1. Les dispositions du 4° de l'article R. 222-1 du code de justice administrative permettent aux présidents de tribunal administratif de rejeter par ordonnance les requêtes manifestement irrecevables, lorsque la juridiction n'est pas tenue d'inviter leur auteur à les régulariser ou qu'elles n'ont pas été régularisées à l'expiration du délai imparti par une demande en ce sens.

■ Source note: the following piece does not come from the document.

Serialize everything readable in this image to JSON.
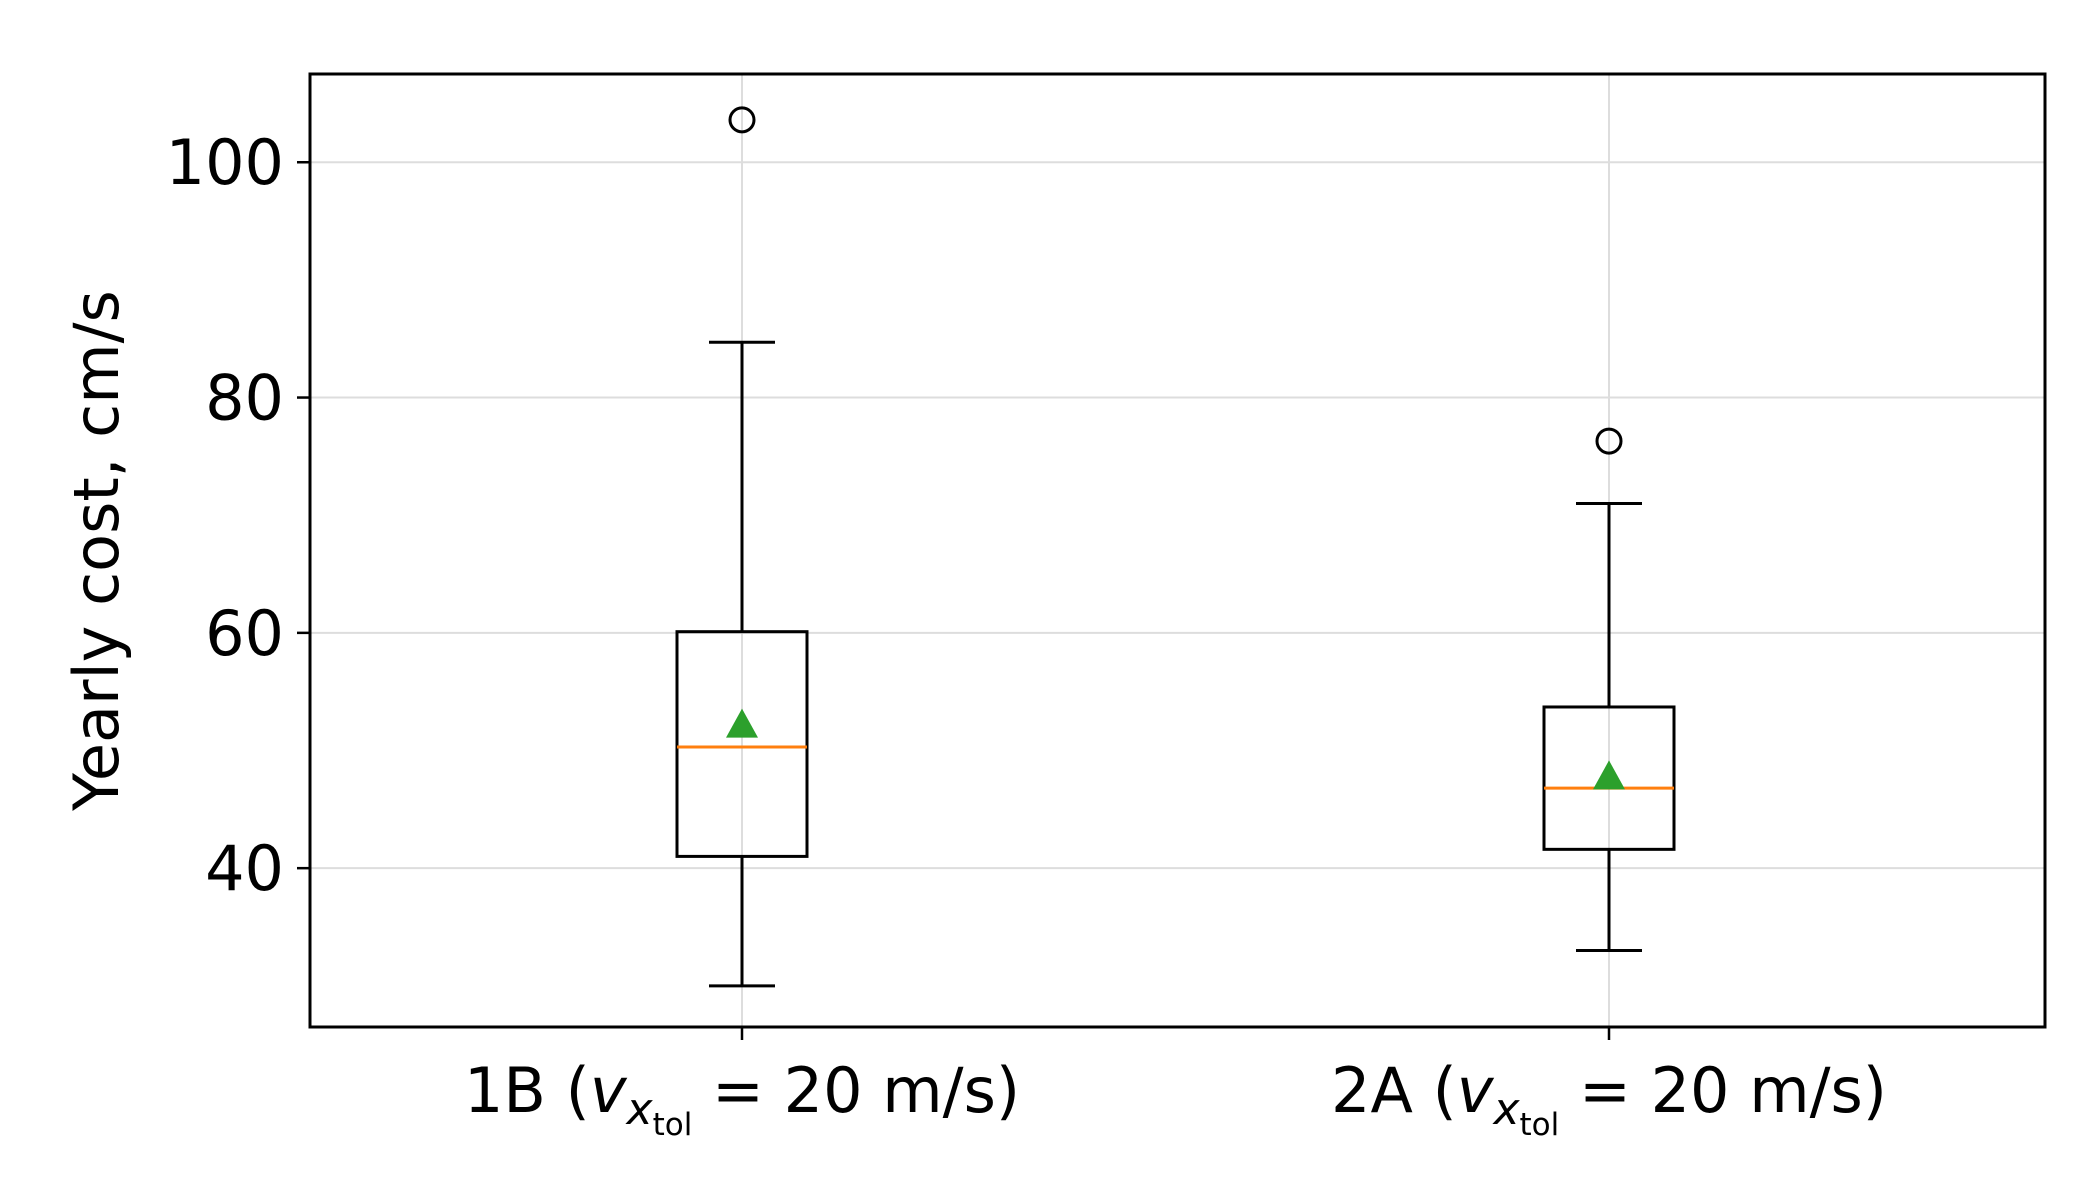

2. Aux termes de l'article R. 411-1 du code de justice administrative : " La juridiction est saisie par requête. La requête indique les nom et domicile des parties. Elle contient l'exposé des faits et moyens, ainsi que l'énoncé des conclusions soumises au juge. L'auteur d'une requête ne contenant l'exposé d'aucun moyen ne peut la régulariser par le dépôt d'un mémoire exposant un ou plusieurs moyens que jusqu'à l'expiration du délai de recours. ". Aux termes de l'article R. 421-1 du même code : " La juridiction ne peut être saisie que par voie de recours formé contre une décision, et ce, dans les deux mois à partir de la notification ou de la publication de la décision attaquée. / Lorsque la requête tend au paiement d'une somme d'argent, elle n'est recevable qu'après l'intervention de la décision prise par l'administration sur une demande préalablement formée devant elle. / (). ". Il résulte de ces dispositions que le juge administratif ne peut être saisi que de requêtes à fin d'annulation d'une décision administrative ou à fin de condamnation de l'administration au paiement d'une indemnité.

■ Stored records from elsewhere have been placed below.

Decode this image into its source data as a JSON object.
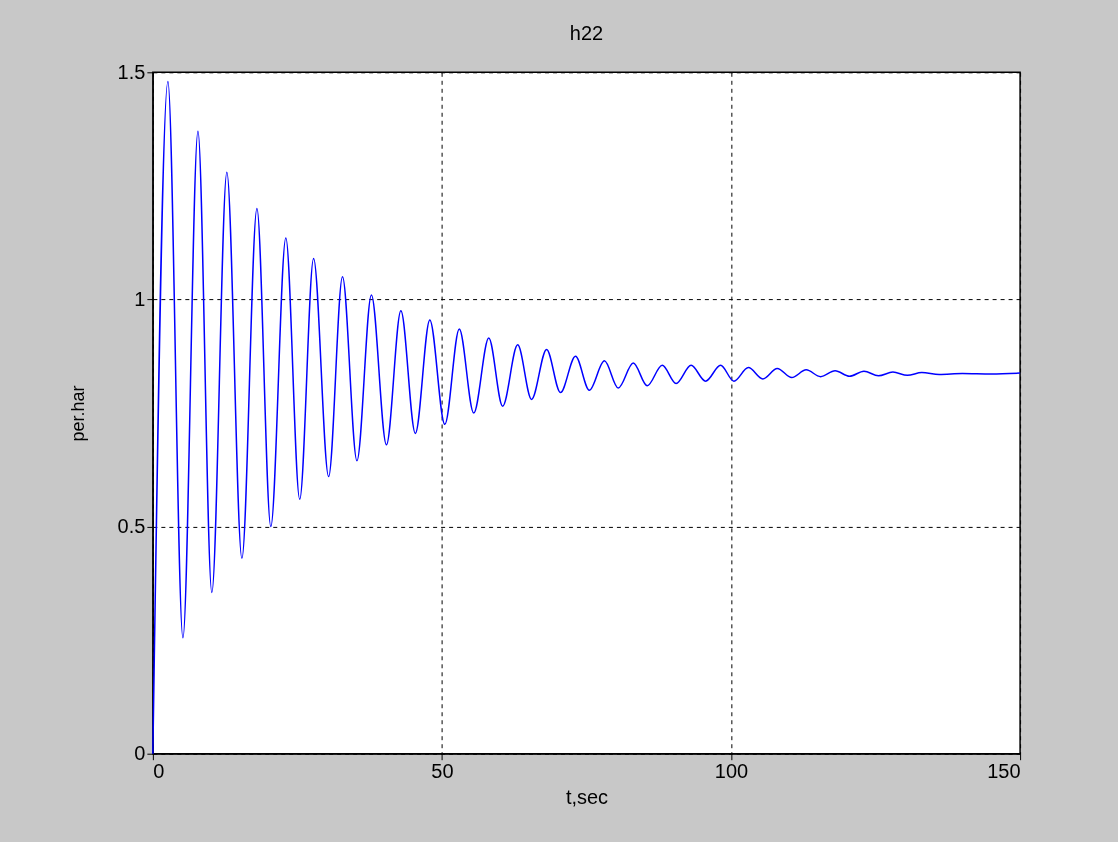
{
  "chart_data": {
    "type": "line",
    "title": "h22",
    "xlabel": "t,sec",
    "ylabel": "per.har",
    "xlim": [
      0,
      150
    ],
    "ylim": [
      0,
      1.5
    ],
    "xticks": [
      0,
      50,
      100,
      150
    ],
    "yticks": [
      0,
      0.5,
      1,
      1.5
    ],
    "grid": true,
    "line_style": "solid",
    "marker": "none",
    "series": [
      {
        "color": "#0000ff",
        "x": [
          0,
          2.6,
          5.2,
          7.8,
          10.2,
          12.8,
          15.4,
          18.0,
          20.4,
          23.0,
          25.4,
          27.8,
          30.4,
          32.8,
          35.3,
          37.8,
          40.4,
          42.9,
          45.4,
          47.9,
          50.5,
          53.0,
          55.5,
          58.1,
          60.5,
          63.1,
          65.5,
          68.1,
          70.5,
          73.1,
          75.5,
          78.1,
          80.5,
          83.1,
          85.5,
          88.1,
          90.5,
          93.1,
          95.6,
          98.2,
          100.5,
          103.0,
          105.5,
          108.0,
          110.5,
          113.0,
          115.5,
          118.0,
          120.5,
          123.0,
          125.5,
          128.0,
          130.5,
          133.0,
          136.0,
          140,
          145,
          150
        ],
        "values": [
          0,
          1.48,
          0.255,
          1.37,
          0.355,
          1.28,
          0.43,
          1.2,
          0.5,
          1.135,
          0.56,
          1.09,
          0.61,
          1.05,
          0.645,
          1.01,
          0.68,
          0.975,
          0.705,
          0.955,
          0.725,
          0.935,
          0.75,
          0.915,
          0.765,
          0.9,
          0.78,
          0.89,
          0.795,
          0.875,
          0.8,
          0.865,
          0.805,
          0.86,
          0.81,
          0.855,
          0.815,
          0.855,
          0.82,
          0.855,
          0.82,
          0.85,
          0.825,
          0.848,
          0.828,
          0.845,
          0.83,
          0.843,
          0.831,
          0.842,
          0.832,
          0.84,
          0.833,
          0.839,
          0.835,
          0.837,
          0.836,
          0.838
        ]
      }
    ]
  }
}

3. Par ailleurs, il n'appartient pas au juge administratif, en dehors de l'hypothèse où il est saisi de conclusions en vue d'assurer l'exécution d'une décision de justice en application des dispositions des articles L. 911-1 et suivants du code de justice administrative, ou lorsqu'il est saisi de demandes de mesures provisoires dans le cadre de procédures de référé, de prononcer des injonctions à l'encontre de l'administration.

4. En l'espèce, la requête de Mme C ne tend ni à l'annulation d'une décision administrative ni à la condamnation de l'Etat à lui verser une somme d'argent. Ainsi, ces conclusions constituent des conclusions aux fins d'injonction à titre principal dont il n'appartient pas au juge administratif de connaître. Dans ces conditions, la requête de Mme C est entachée d'une irrecevabilité manifeste qui n'est pas régularisable. Par suite, il y a lieu de la rejeter par application des dispositions précitées du 4° de l'article R. 222-1 du code de justice administrative.

O R D O N N E :

Article 1er : La requête de Mme C est rejetée.

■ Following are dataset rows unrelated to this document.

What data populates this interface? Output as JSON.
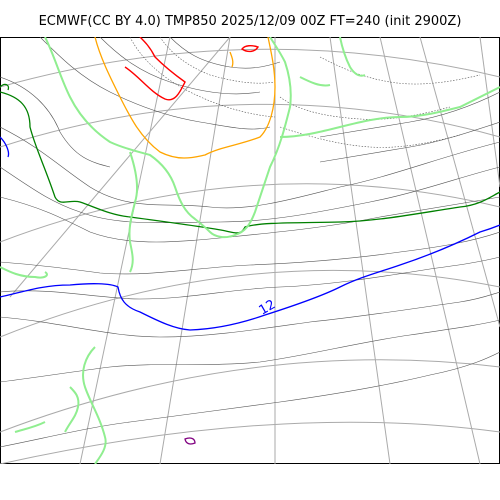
{
  "header": {
    "title": "ECMWF(CC BY 4.0) TMP850 2025/12/09 00Z FT=240 (init 2900Z)"
  },
  "map": {
    "contour_labels": [
      "12"
    ],
    "colors": {
      "graticule": "#aaaaaa",
      "coastline": "#90ee90",
      "isotherm_thin": "#555555",
      "isotherm_0": "#ffa500",
      "isotherm_minus": "#ff0000",
      "isotherm_6": "#008000",
      "isotherm_12": "#0000ff",
      "isotherm_18": "#800080"
    }
  }
}
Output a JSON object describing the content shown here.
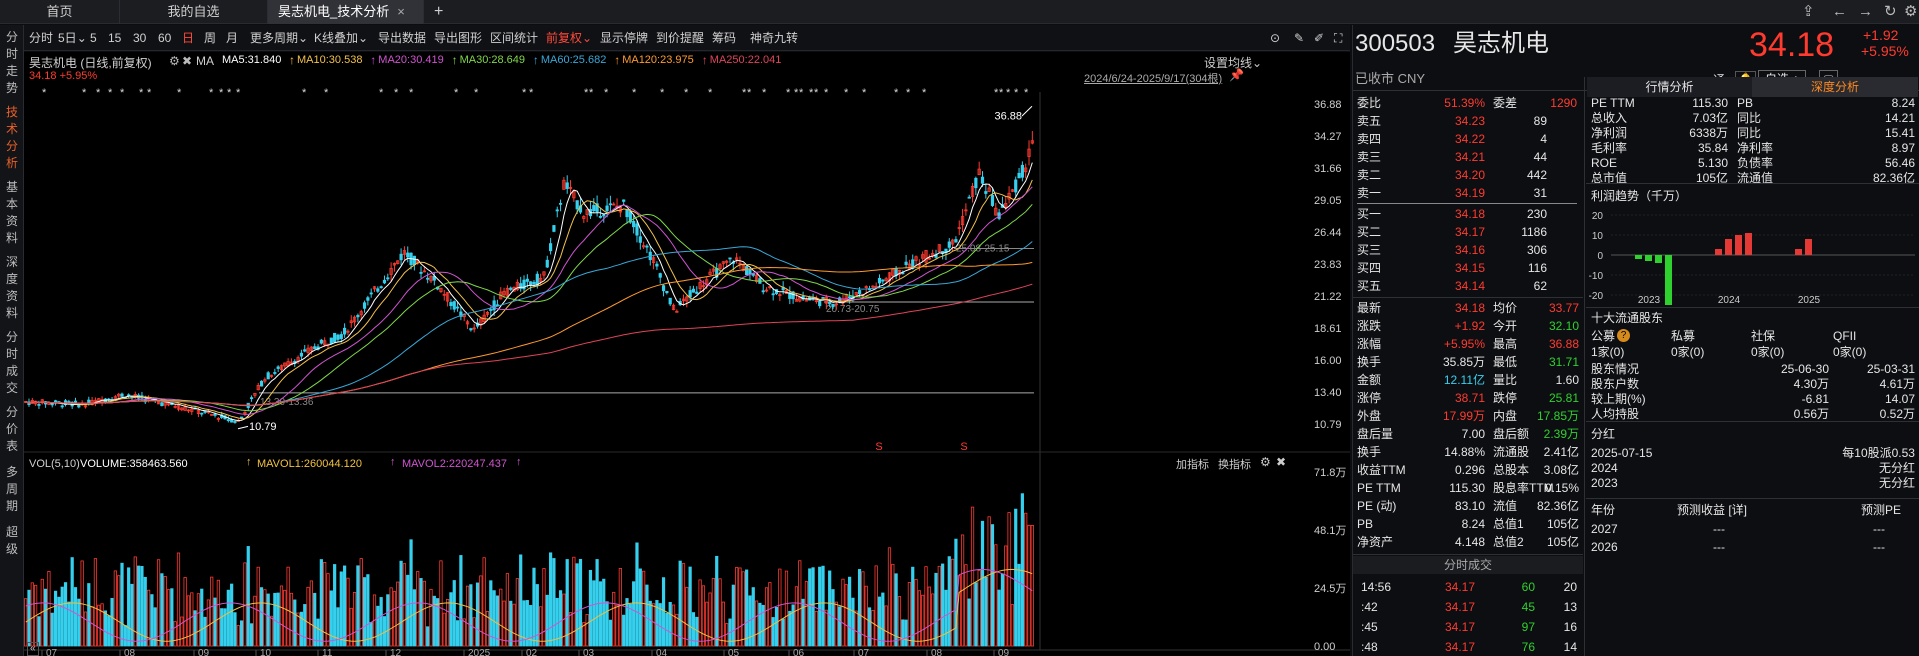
{
  "tabs": [
    "首页",
    "我的自选",
    "昊志机电_技术分析"
  ],
  "tab_close": "×",
  "tab_add": "+",
  "left_nav": [
    "分时走势",
    "技术分析",
    "基本资料",
    "深度资料",
    "分时成交",
    "分价表",
    "多周期",
    "超级"
  ],
  "toolbar": {
    "periods": [
      "分时",
      "5日",
      "5",
      "15",
      "30",
      "60",
      "日",
      "周",
      "月"
    ],
    "period_dropdown": "5日",
    "active_period": "日",
    "items": [
      "更多周期",
      "K线叠加",
      "导出数据",
      "导出图形",
      "区间统计",
      "前复权",
      "显示停牌",
      "到价提醒",
      "筹码",
      "神奇九转"
    ],
    "active_item": "前复权"
  },
  "kline": {
    "title": "昊志机电 (日线,前复权)",
    "ma_label": "MA",
    "ma": [
      {
        "label": "MA5:31.840",
        "color": "#ffffff"
      },
      {
        "label": "MA10:30.538",
        "color": "#f2c14a"
      },
      {
        "label": "MA20:30.419",
        "color": "#d154d1"
      },
      {
        "label": "MA30:28.649",
        "color": "#7fd84a"
      },
      {
        "label": "MA60:25.682",
        "color": "#38a8d8"
      },
      {
        "label": "MA120:23.975",
        "color": "#ff9a2e"
      },
      {
        "label": "MA250:22.041",
        "color": "#e0445a"
      }
    ],
    "setting": "设置均线",
    "price_change": "34.18 +5.95%",
    "date_range": "2024/6/24-2025/9/17(304根)",
    "y_ticks": [
      "36.88",
      "34.27",
      "31.66",
      "29.05",
      "26.44",
      "23.83",
      "21.22",
      "18.61",
      "16.00",
      "13.40",
      "10.79"
    ],
    "annotations": {
      "high": "36.88",
      "low": "10.79",
      "r1": "13.30-13.36",
      "r2": "20.73-20.75",
      "r3": "25.08-25.15"
    },
    "marker": "S"
  },
  "volume": {
    "title": "VOL(5,10)",
    "volume": "VOLUME:358463.560",
    "mavol1": "MAVOL1:260044.120",
    "mavol2": "MAVOL2:220247.437",
    "actions": [
      "加指标",
      "换指标"
    ],
    "y_ticks": [
      "71.8万",
      "48.1万",
      "24.5万",
      "0.00"
    ]
  },
  "x_axis": [
    "07",
    "08",
    "09",
    "10",
    "11",
    "12",
    "2025",
    "02",
    "03",
    "04",
    "05",
    "06",
    "07",
    "08",
    "09"
  ],
  "quote": {
    "code": "300503",
    "name": "昊志机电",
    "price": "34.18",
    "change": "+1.92",
    "change_pct": "+5.95%",
    "status": "已收市 CNY",
    "tong": "通",
    "watch": "自选 +",
    "webi": {
      "label": "委比",
      "value": "51.39%",
      "label2": "委差",
      "value2": "1290"
    },
    "asks": [
      [
        "卖五",
        "34.23",
        "89"
      ],
      [
        "卖四",
        "34.22",
        "4"
      ],
      [
        "卖三",
        "34.21",
        "44"
      ],
      [
        "卖二",
        "34.20",
        "442"
      ],
      [
        "卖一",
        "34.19",
        "31"
      ]
    ],
    "bids": [
      [
        "买一",
        "34.18",
        "230"
      ],
      [
        "买二",
        "34.17",
        "1186"
      ],
      [
        "买三",
        "34.16",
        "306"
      ],
      [
        "买四",
        "34.15",
        "116"
      ],
      [
        "买五",
        "34.14",
        "62"
      ]
    ],
    "stats": [
      [
        [
          "最新",
          "34.18",
          "red"
        ],
        [
          "均价",
          "33.77",
          "red"
        ]
      ],
      [
        [
          "涨跌",
          "+1.92",
          "red"
        ],
        [
          "今开",
          "32.10",
          "green"
        ]
      ],
      [
        [
          "涨幅",
          "+5.95%",
          "red"
        ],
        [
          "最高",
          "36.88",
          "red"
        ]
      ],
      [
        [
          "换手",
          "35.85万",
          "white"
        ],
        [
          "最低",
          "31.71",
          "green"
        ]
      ],
      [
        [
          "金额",
          "12.11亿",
          "cyan"
        ],
        [
          "量比",
          "1.60",
          "white"
        ]
      ],
      [
        [
          "涨停",
          "38.71",
          "red"
        ],
        [
          "跌停",
          "25.81",
          "green"
        ]
      ],
      [
        [
          "外盘",
          "17.99万",
          "red"
        ],
        [
          "内盘",
          "17.85万",
          "green"
        ]
      ],
      [
        [
          "盘后量",
          "7.00",
          "white"
        ],
        [
          "盘后额",
          "2.39万",
          "green"
        ]
      ],
      [
        [
          "换手",
          "14.88%",
          "white"
        ],
        [
          "流通股",
          "2.41亿",
          "white"
        ]
      ],
      [
        [
          "收益TTM",
          "0.296",
          "white"
        ],
        [
          "总股本",
          "3.08亿",
          "white"
        ]
      ],
      [
        [
          "PE TTM",
          "115.30",
          "white"
        ],
        [
          "股息率TTM",
          "0.15%",
          "white"
        ]
      ],
      [
        [
          "PE (动)",
          "83.10",
          "white"
        ],
        [
          "流值",
          "82.36亿",
          "white"
        ]
      ],
      [
        [
          "PB",
          "8.24",
          "white"
        ],
        [
          "总值1",
          "105亿",
          "white"
        ]
      ],
      [
        [
          "净资产",
          "4.148",
          "white"
        ],
        [
          "总值2",
          "105亿",
          "white"
        ]
      ]
    ],
    "trades_title": "分时成交",
    "trades": [
      [
        "14:56",
        "34.17",
        "60",
        "20"
      ],
      [
        ":42",
        "34.17",
        "45",
        "13"
      ],
      [
        ":45",
        "34.17",
        "97",
        "16"
      ],
      [
        ":48",
        "34.17",
        "76",
        "14"
      ]
    ]
  },
  "analysis": {
    "tabs": [
      "行情分析",
      "深度分析"
    ],
    "metrics": [
      [
        "PE TTM",
        "115.30",
        "PB",
        "8.24"
      ],
      [
        "总收入",
        "7.03亿",
        "同比",
        "14.21"
      ],
      [
        "净利润",
        "6338万",
        "同比",
        "15.41"
      ],
      [
        "毛利率",
        "35.84",
        "净利率",
        "8.97"
      ],
      [
        "ROE",
        "5.130",
        "负债率",
        "56.46"
      ],
      [
        "总市值",
        "105亿",
        "流通值",
        "82.36亿"
      ]
    ],
    "profit_title": "利润趋势（千万）",
    "profit_y": [
      "20",
      "10",
      "0",
      "-10",
      "-20"
    ],
    "profit_years": [
      "2023",
      "2024",
      "2025"
    ],
    "profit_data": [
      {
        "year": "2023",
        "q": [
          -2,
          -3,
          -4,
          -25
        ]
      },
      {
        "year": "2024",
        "q": [
          3,
          8,
          10,
          11
        ]
      },
      {
        "year": "2025",
        "q": [
          3,
          8
        ]
      }
    ],
    "holders_title": "十大流通股东",
    "holders_header": [
      "公募",
      "私募",
      "社保",
      "QFII"
    ],
    "holders_help": "?",
    "holders_vals": [
      "1家(0)",
      "0家(0)",
      "0家(0)",
      "0家(0)"
    ],
    "holder_rows": [
      [
        "股东情况",
        "25-06-30",
        "25-03-31"
      ],
      [
        "股东户数",
        "4.30万",
        "4.61万"
      ],
      [
        "较上期(%)",
        "-6.81",
        "14.07"
      ],
      [
        "人均持股",
        "0.56万",
        "0.52万"
      ]
    ],
    "dividend_title": "分红",
    "dividend_rows": [
      [
        "2025-07-15",
        "每10股派0.53"
      ],
      [
        "2024",
        "无分红"
      ],
      [
        "2023",
        "无分红"
      ]
    ],
    "forecast_header": [
      "年份",
      "预测收益 [详]",
      "预测PE"
    ],
    "forecast_rows": [
      [
        "2027",
        "---",
        "---"
      ],
      [
        "2026",
        "---",
        "---"
      ]
    ]
  },
  "colors": {
    "up": "#ff3b30",
    "down": "#2fd12f",
    "cyan": "#35d0ee",
    "accent": "#e8612a"
  }
}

Article 2 : La présente ordonnance sera notifiée à Mme A C.

Fait à Versailles, le 29 mars 2025

.

La présidente,

Signé

J. Grand d'Esnon

La République mande et ordonne à la préfète de l'Essonne en ce qui la concerne ou à tous commissaires de justice à ce requis en ce qui concerne les voies de droit commun, contre les parties privées, de pourvoir à l'exécution de la présente décision.